For some people, getting enough sleep is a constant battle. For others, getting eight hours of sleep per night is a non-negotiable and they’ll do whatever they need to do to make it happen. In college, I’ve typically find myself in the first camp.
Throughout my junior year so far, I’ve prioritized sleep much more by making a few changes to my mindset and my daily schedule, and it’s something I wanted to talk about more after some of the comments on this post. But getting enough sleep was something I especially struggled with during my sophomore year.
Disclaimer: Some of the pictures in this post are a little random. But what’s a post without pictures? And I can’t/don’t want to include pictures of myself sleeping 😉
For one, I had more commitments than I’d ever had before, ranging from more challenging schoolwork to a new relationship to multiple jobs to new extracurricular activities.
For another, being an RA called for late nights working until 1 a.m. one to two nights per week, often with phone calls throughout the night from residents.

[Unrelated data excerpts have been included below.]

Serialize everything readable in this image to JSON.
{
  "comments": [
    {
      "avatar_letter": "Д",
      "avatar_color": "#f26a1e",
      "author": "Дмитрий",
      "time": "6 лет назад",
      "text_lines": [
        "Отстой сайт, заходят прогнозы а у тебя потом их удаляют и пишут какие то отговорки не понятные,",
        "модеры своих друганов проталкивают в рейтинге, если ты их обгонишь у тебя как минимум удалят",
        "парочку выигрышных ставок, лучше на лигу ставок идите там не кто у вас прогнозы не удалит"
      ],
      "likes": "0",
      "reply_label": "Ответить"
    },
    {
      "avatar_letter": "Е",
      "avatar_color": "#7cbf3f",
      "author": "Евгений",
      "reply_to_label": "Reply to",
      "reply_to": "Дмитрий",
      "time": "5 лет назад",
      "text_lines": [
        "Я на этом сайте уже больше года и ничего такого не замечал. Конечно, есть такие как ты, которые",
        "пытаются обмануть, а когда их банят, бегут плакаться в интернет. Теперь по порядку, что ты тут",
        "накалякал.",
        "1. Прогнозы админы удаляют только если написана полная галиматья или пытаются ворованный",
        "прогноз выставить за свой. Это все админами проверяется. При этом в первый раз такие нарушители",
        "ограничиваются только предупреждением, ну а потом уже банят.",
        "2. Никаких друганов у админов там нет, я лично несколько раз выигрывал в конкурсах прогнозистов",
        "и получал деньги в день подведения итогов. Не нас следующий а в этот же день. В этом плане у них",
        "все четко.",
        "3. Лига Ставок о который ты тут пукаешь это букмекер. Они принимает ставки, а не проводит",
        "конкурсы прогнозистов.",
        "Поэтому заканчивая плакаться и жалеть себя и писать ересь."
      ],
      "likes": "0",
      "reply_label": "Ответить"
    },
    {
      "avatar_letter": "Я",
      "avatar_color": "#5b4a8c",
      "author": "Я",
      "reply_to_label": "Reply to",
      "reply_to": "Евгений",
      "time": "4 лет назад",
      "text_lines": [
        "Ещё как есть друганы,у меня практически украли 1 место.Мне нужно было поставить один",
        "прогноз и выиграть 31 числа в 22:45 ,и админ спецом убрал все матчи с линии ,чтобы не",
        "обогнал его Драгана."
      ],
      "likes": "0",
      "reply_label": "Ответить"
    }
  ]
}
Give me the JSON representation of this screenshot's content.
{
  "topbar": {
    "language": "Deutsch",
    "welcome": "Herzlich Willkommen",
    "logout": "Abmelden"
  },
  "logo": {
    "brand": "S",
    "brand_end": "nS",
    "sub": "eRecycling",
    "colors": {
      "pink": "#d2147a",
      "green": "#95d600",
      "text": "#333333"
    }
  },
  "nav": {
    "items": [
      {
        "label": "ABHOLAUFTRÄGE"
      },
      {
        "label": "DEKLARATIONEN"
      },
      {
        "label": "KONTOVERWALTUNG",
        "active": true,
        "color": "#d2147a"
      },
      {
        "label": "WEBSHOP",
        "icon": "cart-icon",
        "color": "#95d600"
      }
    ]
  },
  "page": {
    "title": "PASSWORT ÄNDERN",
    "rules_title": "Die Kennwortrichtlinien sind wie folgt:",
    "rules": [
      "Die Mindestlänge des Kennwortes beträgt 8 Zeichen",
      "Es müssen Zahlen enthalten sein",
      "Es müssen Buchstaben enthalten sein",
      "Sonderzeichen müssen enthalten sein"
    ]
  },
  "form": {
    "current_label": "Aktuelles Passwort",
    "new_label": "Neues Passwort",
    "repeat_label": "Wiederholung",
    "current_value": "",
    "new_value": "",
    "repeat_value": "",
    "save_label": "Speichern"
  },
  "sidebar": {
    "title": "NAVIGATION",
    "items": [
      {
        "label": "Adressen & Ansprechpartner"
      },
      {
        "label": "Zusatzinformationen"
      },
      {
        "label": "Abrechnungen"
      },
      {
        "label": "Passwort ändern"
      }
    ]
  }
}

And when I became an RA, I no longer had a roommate so I could stay up late and wake up early without bothering anyone. My freshman roommate was committed to her 8 hours of sleep every night and I usually tried to go to bed when she did, but when I started living on my own, I had a hard time making myself stop working to go to sleep. I felt like my workload never had an “off” switch, so neither could I. Then, I’d still wake up early to drag myself out the door for a run before class.

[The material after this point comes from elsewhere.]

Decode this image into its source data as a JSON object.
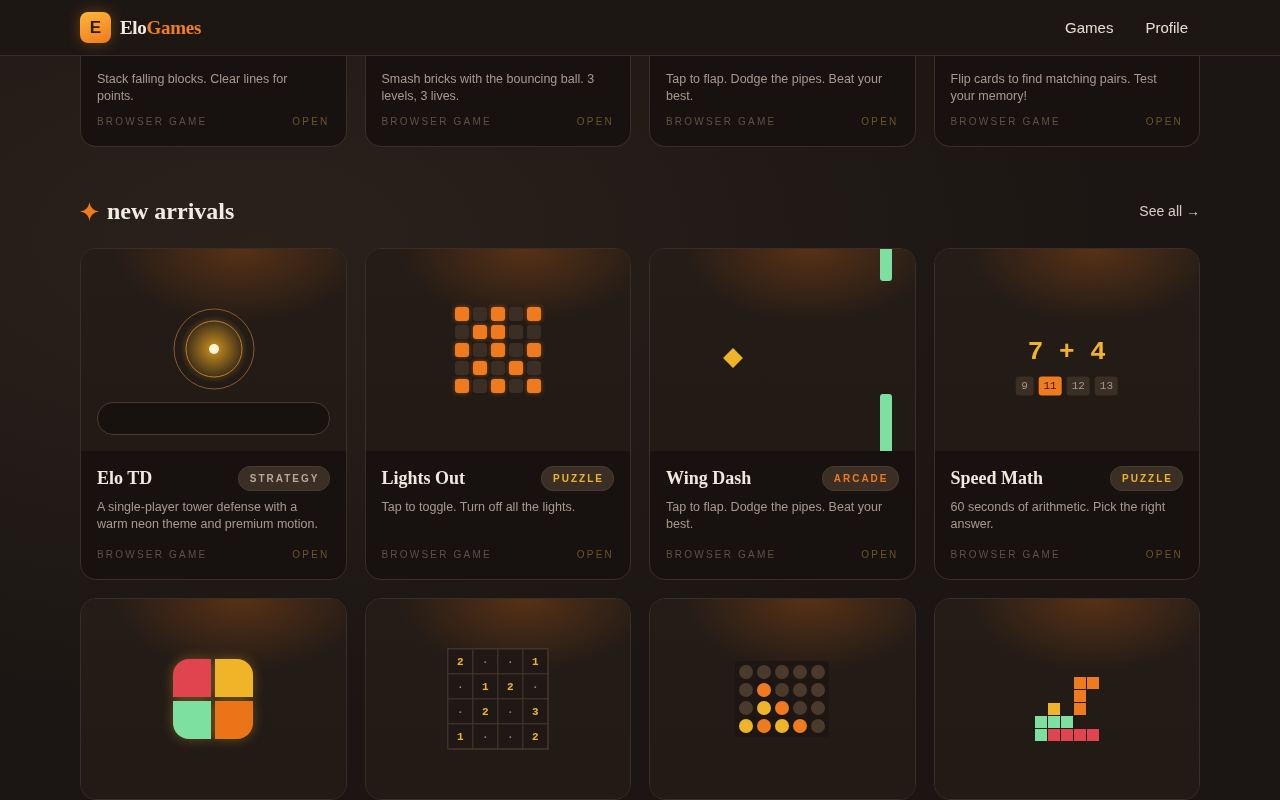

By the second semester of my sophomore year, I was averaging 6 or 7 hours of sleep every single night, even on the weekends because I still had commitments that required me to stay up late + get up early. I also never napped.
By the end of the school year, I was wiped. I remember coming home after finals and sleeping 10-12 hours per night for a week or two straight and just wanting to lie on the couch all of the time.
I convinced myself I could live on 6 or 7 hours of sleep every night and I sort of could. But I was just surviving and I definitely wasn’t thriving.
I was sleepy all of the time, my sugar cravings were out of control, my legs felt like they were made of lead when I was running, and I’d become overwhelmed a lot more easily because I was tired. I also had a harder time focusing in class and in exams.
This year, I was determined to make a change and start prioritizing sleep. And then, in my first class of the year, a professor said something that really stuck with me. She said, “A full life involves a lot of juggling. I like to picture myself juggling a mix of glass balls and rubber balls. You don’t want to drop those glass balls. But your rubbers balls– those are the ones that’ll bounce.”
With this analogy, she was explaining how we have a variety of things we have to juggle and balance, and some of them require our immediate attention. Those are our glass balls. For me, those could include finishing an assignment that’s due tomorrow, celebrating my best friend’s birthday that night, meeting an internship application deadline, handling an urgent crisis with a resident, or attending a mandatory meeting. I HAVE to handle those things right away.
But we also have a lot of rubber balls, and those are things that will bounce. We can come back to them later. Mine are things like finishing an assignment that’s due in three days, responding to emails, doing a load of laundry, or writing a blog post.
When I sit down to tackle my to-do list, I tackle my “glass balls” first. With any time I have left, I can work on my “rubber ball” items. When I started separating the two things in my mind, I realized I didn’t have to stay up quite so late trying to conquer a never-ending to-do list because a lot of those things can bounce.
A fear of mine was that if I started going to bed earlier, I’d get fewer things done. But I haven’t found that to be the case. Now that I’m averaging 7-8 hours of sleep per night, I’m much more productive throughout the day because I don’t hit an afternoon wall of pure exhaustion. I also work more quickly because I don’t have the option to stay up really late to get things done except in rare cases, like when I have a midterm the next morning.
To be clear, I still don’t mind sacrificing sleep to spend quality time with people (at least to a reasonable extent!) Staying up till 2 a.m. laughing and talking with friends in my room is worth it. Or I’ll sometimes do things with people late at night for special occasions even if I have a paper due the next morning and I’ll have to stay up late to finish it.
And sometimes going to bed late is is out of my control due to being an RA. But there are a lot of days that I can totally decide when I’ll go to bed. And I think it’s the pattern of choices I make on a regular basis that matter most, not the exceptions.
These days, when it’s 10:30 p.m. and I’m thinking about starting a new assignment or task, I ask myself if it’s something that needs to be done that night. The answer is often no, and so I gently boss myself to close my laptop, make the long trek down the hall to brush my teeth/wash my face, turn my phone off, and then get. in. bed.
Going to bed earlier– that’s it? It sounds so simple, but recognizing which things in my life can bounce has made all of the difference.
So tell me…
How do you try to prioritize sleep? Do you find it hard to prioritize sleep over other things?